Rate Limits
How Zilfu throttles API and publishing requests, and how to handle 429 responses.
Why Limits Exist
Zilfu caps how often each token and user can call the API so a runaway script can't overload the platform or get our social media integrations flagged for abusive traffic. Normal usage — composing, scheduling, listing your queue — will never come close to these ceilings. They only kick in when a client misbehaves.
Two limits apply to API and MCP traffic: a global api ceiling on every authenticated request, and a tighter publish ceiling on endpoints that create or reshape scheduled posts.
Limits at a Glance
| Limit | Scope | Cap | Keyed by |
|---|---|---|---|
api | Every /api/* request | 120 / min | API token (falls back to user, then IP) |
publish | POST /api/spaces/{space}/posts, PUT /api/spaces/{space}/clusters/{cluster_id} | 30 / min | User |
The two limits stack — a request to a publishing endpoint counts
against both publish and api. In practice publish is always the
ceiling that bites first.
API Requests
Every authenticated request to /api/* is counted against the api
limiter, capped at 120 requests per minute.
The bucket is keyed per personal access token, so each token you generate from Settings → API Tokens earns its own independent quota.
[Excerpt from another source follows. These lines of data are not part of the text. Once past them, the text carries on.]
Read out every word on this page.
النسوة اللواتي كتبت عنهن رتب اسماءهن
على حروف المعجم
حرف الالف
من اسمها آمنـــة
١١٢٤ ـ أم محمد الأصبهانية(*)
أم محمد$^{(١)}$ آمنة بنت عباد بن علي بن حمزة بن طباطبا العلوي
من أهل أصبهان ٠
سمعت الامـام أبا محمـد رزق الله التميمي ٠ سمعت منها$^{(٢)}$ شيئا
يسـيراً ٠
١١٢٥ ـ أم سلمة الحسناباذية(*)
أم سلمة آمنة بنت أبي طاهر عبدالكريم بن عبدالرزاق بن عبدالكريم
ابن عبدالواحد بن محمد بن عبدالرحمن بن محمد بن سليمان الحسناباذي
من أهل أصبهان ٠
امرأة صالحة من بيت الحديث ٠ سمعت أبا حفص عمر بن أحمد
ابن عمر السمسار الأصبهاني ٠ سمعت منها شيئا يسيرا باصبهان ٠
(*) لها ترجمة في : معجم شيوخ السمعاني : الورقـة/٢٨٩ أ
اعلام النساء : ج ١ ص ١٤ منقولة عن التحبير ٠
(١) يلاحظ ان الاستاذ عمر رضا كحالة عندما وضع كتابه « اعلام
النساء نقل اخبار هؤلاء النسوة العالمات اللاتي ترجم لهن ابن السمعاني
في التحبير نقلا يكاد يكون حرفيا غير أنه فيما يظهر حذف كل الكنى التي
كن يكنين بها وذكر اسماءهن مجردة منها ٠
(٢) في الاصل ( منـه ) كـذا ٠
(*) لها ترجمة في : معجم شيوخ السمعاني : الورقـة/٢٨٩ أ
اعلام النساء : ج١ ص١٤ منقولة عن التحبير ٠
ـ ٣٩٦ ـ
If a noisy automation is eating its budget, splitting it onto a second token will give it a fresh 120/min without affecting your other integrations.
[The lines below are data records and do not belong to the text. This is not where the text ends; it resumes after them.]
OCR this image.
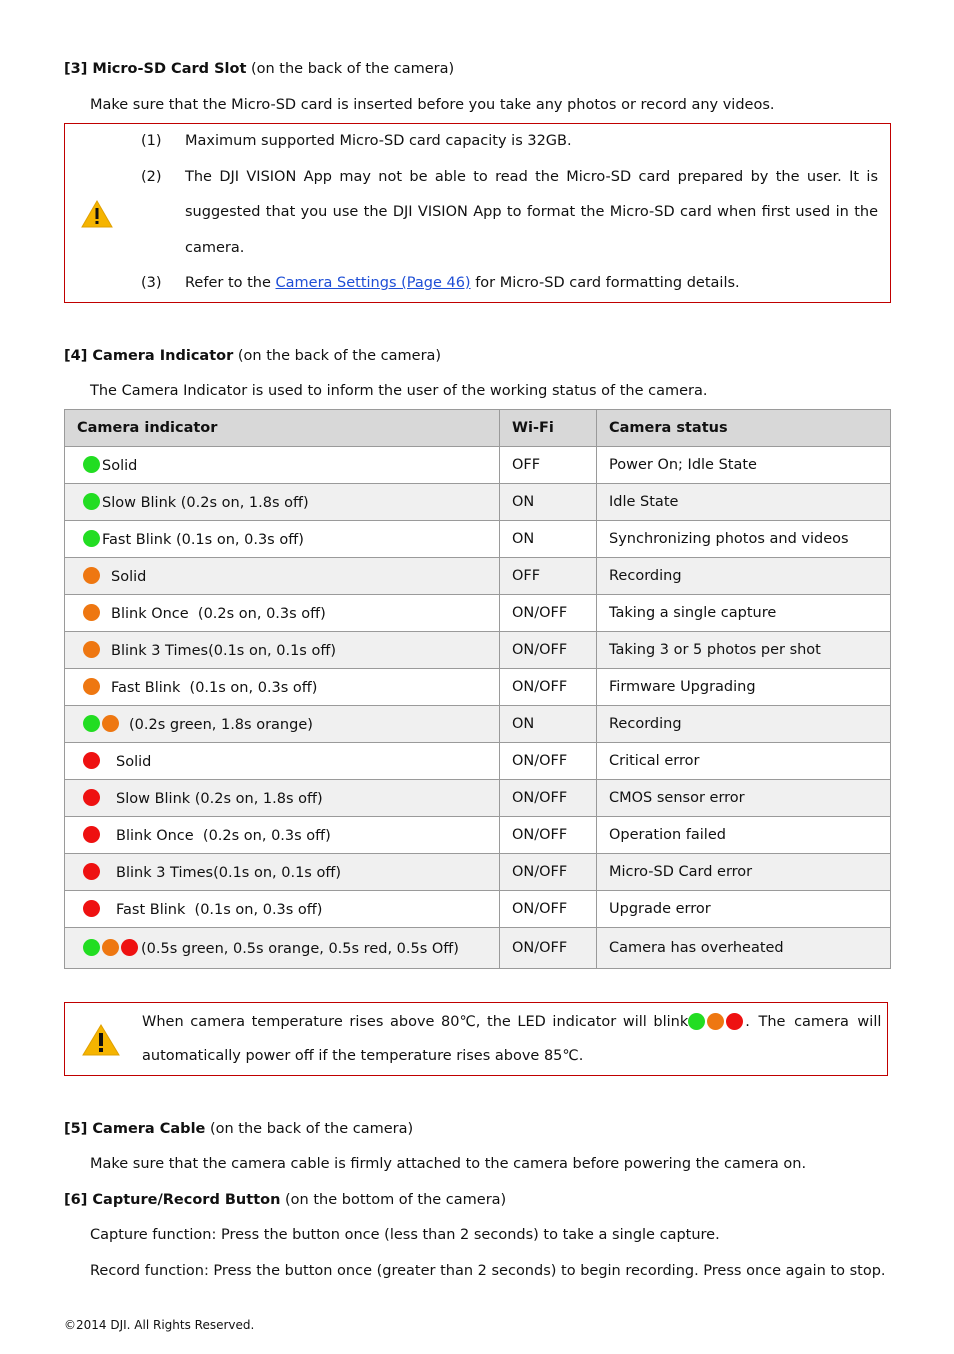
[3] Micro-SD Card Slot (on the back of the camera)
Make sure that the Micro-SD card is inserted before you take any photos or record any videos.
(1) Maximum supported Micro-SD card capacity is 32GB.
(2) The DJI VISION App may not be able to read the Micro-SD card prepared by the user. It is
suggested that you use the DJI VISION App to format the Micro-SD card when first used in the
camera.
(3) Refer to the Camera Settings (Page 46) for Micro-SD card formatting details.
[4] Camera Indicator (on the back of the camera)
The Camera Indicator is used to inform the user of the working status of the camera.
Camera indicator	Wi-Fi	Camera status
Solid	OFF	Power On; Idle State
Slow Blink (0.2s on, 1.8s off)	ON	Idle State
Fast Blink (0.1s on, 0.3s off)	ON	Synchronizing photos and videos
Solid	OFF	Recording
Blink Once  (0.2s on, 0.3s off)	ON/OFF	Taking a single capture
Blink 3 Times(0.1s on, 0.1s off)	ON/OFF	Taking 3 or 5 photos per shot
Fast Blink  (0.1s on, 0.3s off)	ON/OFF	Firmware Upgrading
(0.2s green, 1.8s orange)	ON	Recording
Solid	ON/OFF	Critical error
Slow Blink (0.2s on, 1.8s off)	ON/OFF	CMOS sensor error
Blink Once  (0.2s on, 0.3s off)	ON/OFF	Operation failed
Blink 3 Times(0.1s on, 0.1s off)	ON/OFF	Micro-SD Card error
Fast Blink  (0.1s on, 0.3s off)	ON/OFF	Upgrade error
(0.5s green, 0.5s orange, 0.5s red, 0.5s Off)	ON/OFF	Camera has overheated
When camera temperature rises above 80℃, the LED indicator will blink	. The camera will
automatically power off if the temperature rises above 85℃.
[5] Camera Cable (on the back of the camera)
Make sure that the camera cable is firmly attached to the camera before powering the camera on.
[6] Capture/Record Button (on the bottom of the camera)
Capture function: Press the button once (less than 2 seconds) to take a single capture.
Record function: Press the button once (greater than 2 seconds) to begin recording. Press once again to stop.
©2014 DJI. All Rights Reserved.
The MCP server authenticates with the same personal access token as the REST API, so MCP traffic and direct API calls made with the same token share one bucket.
Publishing
The publish limiter caps 30 requests per minute per user across:
POST /api/spaces/{space}/posts— creating posts (immediate, scheduled, or queued).PUT /api/spaces/{space}/clusters/{cluster_id}— updating a multi-account cluster.
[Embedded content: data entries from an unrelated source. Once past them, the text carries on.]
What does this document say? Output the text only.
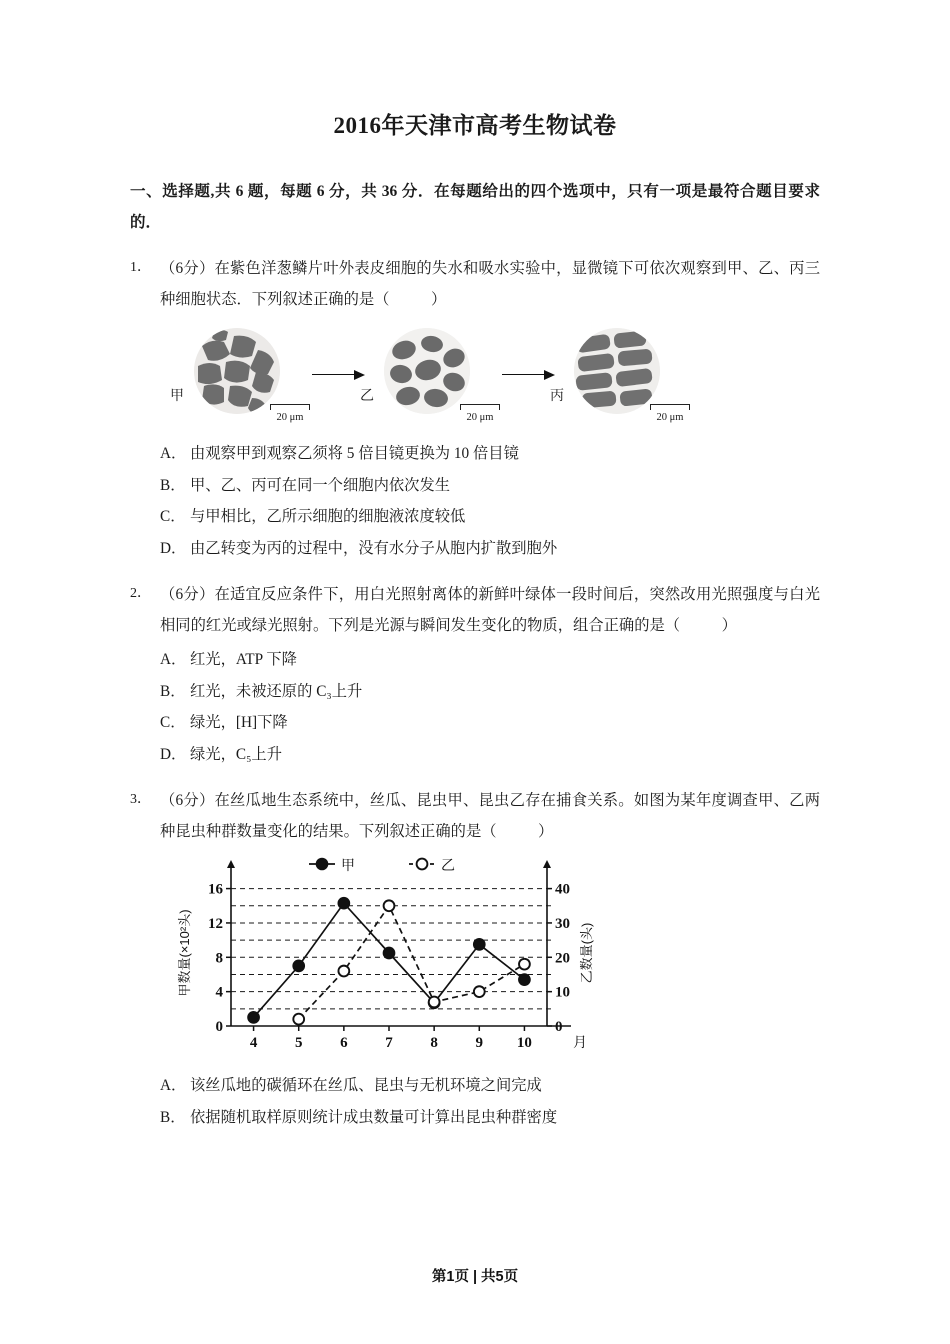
2016年天津市高考生物试卷
一、选择题,共 6 题，每题 6 分，共 36 分．在每题给出的四个选项中，只有一项是最符合题目要求的．
1． （6分）在紫色洋葱鳞片叶外表皮细胞的失水和吸水实验中，显微镜下可依次观察到甲、乙、丙三种细胞状态．下列叙述正确的是（	）
甲
20 μm
乙
20 μm
丙
20 μm
A． 由观察甲到观察乙须将 5 倍目镜更换为 10 倍目镜
B． 甲、乙、丙可在同一个细胞内依次发生
C． 与甲相比，乙所示细胞的细胞液浓度较低
D． 由乙转变为丙的过程中，没有水分子从胞内扩散到胞外
2． （6分）在适宜反应条件下，用白光照射离体的新鲜叶绿体一段时间后，突然改用光照强度与白光相同的红光或绿光照射。下列是光源与瞬间发生变化的物质，组合正确的是（	）
A． 红光，ATP 下降
B． 红光，未被还原的 C₃上升
C． 绿光，[H]下降
D． 绿光，C₅上升
3． （6分）在丝瓜地生态系统中，丝瓜、昆虫甲、昆虫乙存在捕食关系。如图为某年度调查甲、乙两种昆虫种群数量变化的结果。下列叙述正确的是（	）
0
4
8
12
16
0
10
20
30
40
4	5	6	7	8	9 10	月
甲数量(×10²头)	乙数量(头)
甲	乙
A． 该丝瓜地的碳循环在丝瓜、昆虫与无机环境之间完成
B． 依据随机取样原则统计成虫数量可计算出昆虫种群密度
第1页 | 共5页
This bucket is keyed by user, not by token, so splitting a publishing workload across multiple tokens for the same account does not raise the ceiling. If you need to backfill a large volume of scheduled posts, spread them across more than one minute.
Hitting a Limit
When you exceed a limit the API returns HTTP 429 Too Many Requests with a JSON body:
{
"message": "Too Many Requests"
}Every response — successful or throttled — carries headers describing the bucket state:
| Header | Meaning |
|---|---|
X-RateLimit-Limit | Maximum requests allowed in the current window |
X-RateLimit-Remaining | Requests still available in the current window |
Retry-After | Seconds until the bucket frees up (only on 429 responses) |
X-RateLimit-Reset | Unix timestamp of when the bucket frees up (only on 429 responses) |
When two limiters apply (publishing endpoints), the headers reflect the
limit that was hit — usually publish.
Handling 429s
Retrying immediately after a 429 will keep failing and may extend how
long you stay throttled. Always wait for Retry-After before the
next attempt.
A few practical rules:
- Respect
Retry-After. Sleep for at least the number of seconds it returns before issuing the same request again. - Back off exponentially on repeated failures — double the wait on each retry, with a sensible ceiling (for example 60 seconds), and give up after a handful of attempts.
- Watch
X-RateLimit-Remainingon every response and slow your client down before you hit zero, rather than waiting for the 429. - Spread bursty work over time. If you have a large backlog of posts to schedule, pace them out instead of firing all 100 at once.
- Use separate tokens for separate workloads. The
apibucket is per-token, so a one-off backfill script on its own token won't starve your production integration.